Innovative resilient steel braced frame with Belleville disk and shape memory alloy assemblies

摘要

Improving the resiliency of the built environment, particularly against seismic events, has been a crucial matter over the last decade. Changing the structural seismic design strategy and using new structural members has been found to be a solution for achieving a more resilient built environment. In this research the seismic performance of an innovative resilient bracing system based on new structural materials and assemblies using Belleville disks and shape memory alloy was studied. The material models for Belleville disk and shape memory alloy are first verified with the available data, and then the cyclic behavior of the resilient structural assembly built out of Belleville disks and shape memory alloy was studied through finite element analyses.

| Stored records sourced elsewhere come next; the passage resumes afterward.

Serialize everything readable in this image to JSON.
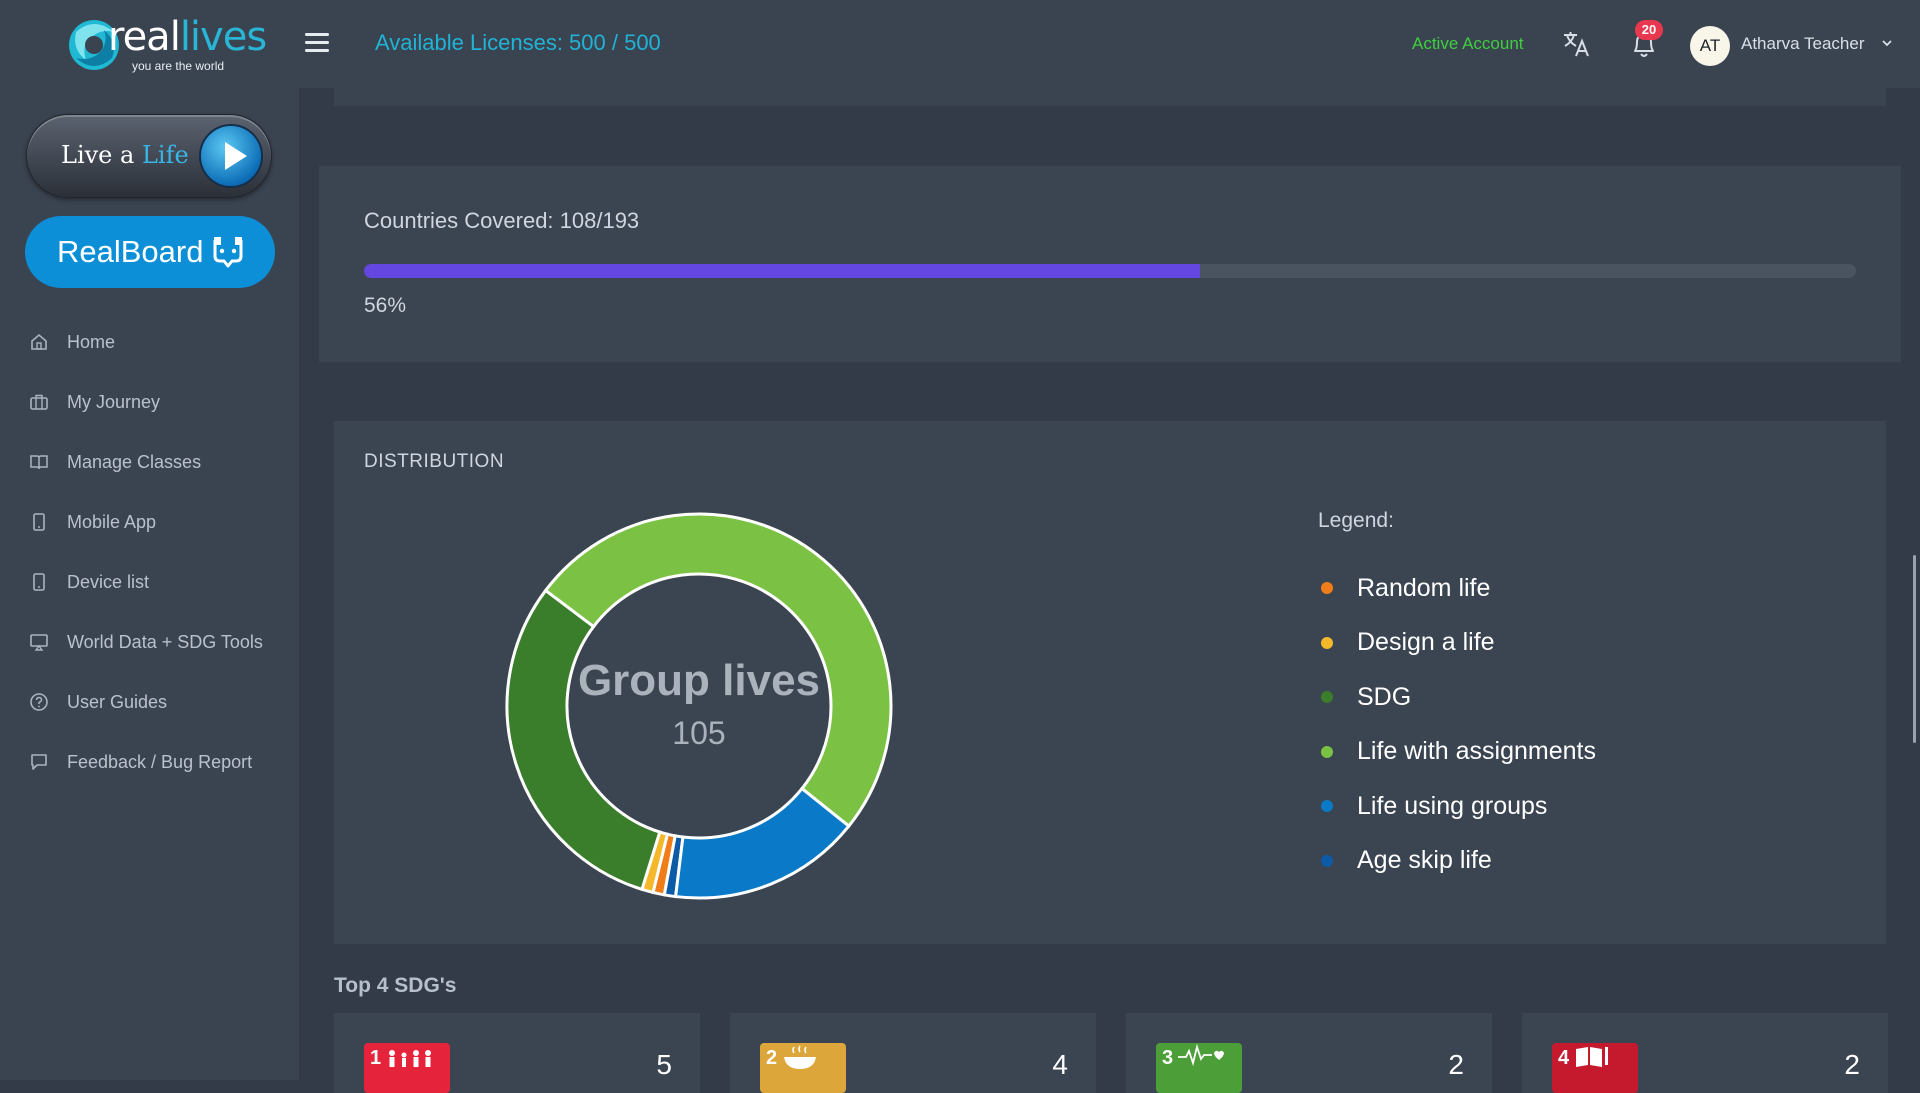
{
  "brand": {
    "name_part1": "real",
    "name_part2": "lives",
    "tagline": "you are the world"
  },
  "sidebar": {
    "live_button": {
      "label_part1": "Live a",
      "label_part2": "Life"
    },
    "realboard_button": {
      "label": "RealBoard"
    },
    "items": [
      {
        "label": "Home",
        "icon": "home-icon"
      },
      {
        "label": "My Journey",
        "icon": "briefcase-icon"
      },
      {
        "label": "Manage Classes",
        "icon": "book-icon"
      },
      {
        "label": "Mobile App",
        "icon": "mobile-icon"
      },
      {
        "label": "Device list",
        "icon": "device-icon"
      },
      {
        "label": "World Data + SDG Tools",
        "icon": "monitor-icon"
      },
      {
        "label": "User Guides",
        "icon": "help-circle-icon"
      },
      {
        "label": "Feedback / Bug Report",
        "icon": "message-icon"
      }
    ]
  },
  "header": {
    "licenses": "Available Licenses: 500 / 500",
    "active_account": "Active Account",
    "notification_count": "20",
    "avatar_initials": "AT",
    "user_name": "Atharva Teacher"
  },
  "countries": {
    "title": "Countries Covered: 108/193",
    "percent_label": "56%",
    "progress_fraction": 0.56
  },
  "distribution": {
    "title": "DISTRIBUTION",
    "center_label": "Group lives",
    "center_value": "105",
    "legend_title": "Legend:",
    "legend": [
      {
        "label": "Random life",
        "color": "#f07d1a"
      },
      {
        "label": "Design a life",
        "color": "#f5b82a"
      },
      {
        "label": "SDG",
        "color": "#3a7d2a"
      },
      {
        "label": "Life with assignments",
        "color": "#7bc143"
      },
      {
        "label": "Life using groups",
        "color": "#0a7ac8"
      },
      {
        "label": "Age skip life",
        "color": "#0d5aa7"
      }
    ]
  },
  "chart_data": {
    "type": "pie",
    "title": "DISTRIBUTION",
    "categories": [
      "Random life",
      "Design a life",
      "SDG",
      "Life with assignments",
      "Life using groups",
      "Age skip life"
    ],
    "values": [
      1,
      1,
      32,
      53,
      17,
      1
    ],
    "colors": [
      "#f07d1a",
      "#f5b82a",
      "#3a7d2a",
      "#7bc143",
      "#0a7ac8",
      "#0d5aa7"
    ],
    "legend_position": "right"
  },
  "sdg": {
    "heading": "Top 4 SDG's",
    "cards": [
      {
        "number": "1",
        "count": "5",
        "color": "#e5243b"
      },
      {
        "number": "2",
        "count": "4",
        "color": "#dda63a"
      },
      {
        "number": "3",
        "count": "2",
        "color": "#4c9f38"
      },
      {
        "number": "4",
        "count": "2",
        "color": "#c5192d"
      }
    ]
  }
}
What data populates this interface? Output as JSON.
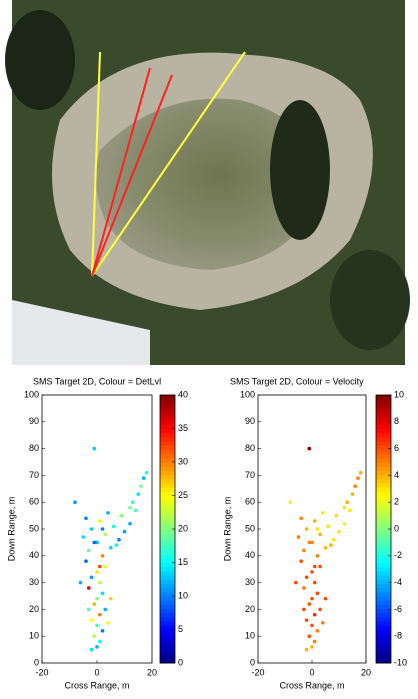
{
  "chart_data": [
    {
      "type": "scatter",
      "title": "SMS Target 2D, Colour = DetLvl",
      "xlabel": "Cross Range, m",
      "ylabel": "Down Range, m",
      "xlim": [
        -20,
        20
      ],
      "xticks": [
        -20,
        0,
        20
      ],
      "ylim": [
        0,
        100
      ],
      "yticks": [
        0,
        10,
        20,
        30,
        40,
        50,
        60,
        70,
        80,
        90,
        100
      ],
      "colormap": "jet",
      "clim": [
        0,
        40
      ],
      "cticks": [
        0,
        5,
        10,
        15,
        20,
        25,
        30,
        35,
        40
      ],
      "x": [
        0,
        1,
        -1,
        2,
        0,
        -2,
        1,
        3,
        -1,
        0,
        2,
        -3,
        1,
        -2,
        0,
        3,
        -4,
        2,
        -3,
        5,
        0,
        8,
        -5,
        3,
        10,
        -2,
        6,
        12,
        1,
        -4,
        9,
        4,
        14,
        -1,
        7,
        13,
        15,
        16,
        17,
        18,
        12,
        -1,
        -8,
        -6,
        4,
        -2,
        1,
        -3,
        5,
        2
      ],
      "y": [
        6,
        8,
        10,
        12,
        14,
        16,
        18,
        20,
        22,
        24,
        26,
        28,
        30,
        32,
        34,
        36,
        38,
        40,
        42,
        43,
        45,
        46,
        47,
        48,
        49,
        50,
        51,
        52,
        53,
        54,
        55,
        56,
        57,
        45,
        44,
        60,
        63,
        66,
        69,
        71,
        58,
        80,
        60,
        30,
        15,
        5,
        36,
        20,
        24,
        50
      ],
      "c": [
        12,
        15,
        22,
        10,
        18,
        25,
        30,
        12,
        28,
        20,
        14,
        35,
        22,
        11,
        26,
        24,
        9,
        30,
        19,
        13,
        12,
        10,
        14,
        22,
        11,
        13,
        16,
        12,
        24,
        10,
        20,
        12,
        18,
        9,
        15,
        17,
        14,
        20,
        12,
        16,
        19,
        13,
        11,
        12,
        25,
        14,
        32,
        18,
        27,
        10
      ]
    },
    {
      "type": "scatter",
      "title": "SMS Target 2D, Colour = Velocity",
      "xlabel": "Cross Range, m",
      "ylabel": "Down Range, m",
      "xlim": [
        -20,
        20
      ],
      "xticks": [
        -20,
        0,
        20
      ],
      "ylim": [
        0,
        100
      ],
      "yticks": [
        0,
        10,
        20,
        30,
        40,
        50,
        60,
        70,
        80,
        90,
        100
      ],
      "colormap": "jet",
      "clim": [
        -10,
        10
      ],
      "cticks": [
        -10,
        -8,
        -6,
        -4,
        -2,
        0,
        2,
        4,
        6,
        8,
        10
      ],
      "x": [
        0,
        1,
        -1,
        2,
        0,
        -2,
        1,
        3,
        -1,
        0,
        2,
        -3,
        1,
        -2,
        0,
        3,
        -4,
        2,
        -3,
        5,
        0,
        8,
        -5,
        3,
        10,
        -2,
        6,
        12,
        1,
        -4,
        9,
        4,
        14,
        -1,
        7,
        13,
        15,
        16,
        17,
        18,
        12,
        -1,
        -8,
        -6,
        4,
        -2,
        1,
        -3,
        5,
        2
      ],
      "y": [
        6,
        8,
        10,
        12,
        14,
        16,
        18,
        20,
        22,
        24,
        26,
        28,
        30,
        32,
        34,
        36,
        38,
        40,
        42,
        43,
        45,
        46,
        47,
        48,
        49,
        50,
        51,
        52,
        53,
        54,
        55,
        56,
        57,
        45,
        44,
        60,
        63,
        66,
        69,
        71,
        58,
        80,
        60,
        30,
        15,
        5,
        36,
        20,
        24,
        50
      ],
      "c": [
        4,
        5,
        6,
        5,
        6,
        6,
        7,
        6,
        6,
        6,
        6,
        5,
        6,
        6,
        6,
        6,
        6,
        5,
        5,
        4,
        5,
        3,
        5,
        4,
        3,
        4,
        3,
        2,
        4,
        5,
        3,
        3,
        3,
        5,
        4,
        4,
        4,
        5,
        5,
        4,
        3,
        10,
        2,
        6,
        5,
        4,
        6,
        6,
        6,
        3
      ]
    }
  ]
}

Design equations and procedure were derived and a 5-story building was designed to evaluate the behavior of the resilient system and compare it with a special concentrically braced frame. According to the performed cost analyses, while the cost of structural members would increase by 4% due to the usage of new materials in the resilient system comparing to a special concentrically braced frame, the repair cost was found to decrease 100% at the design base event seismic demand level and 95% at the maximum considered event seismic demand level. Seismic performance of the proposed system was studied through fragility analysis, and the better resiliency of the system could be demonstrated quantitatively based on the available performance assessment tools and mathematical equations.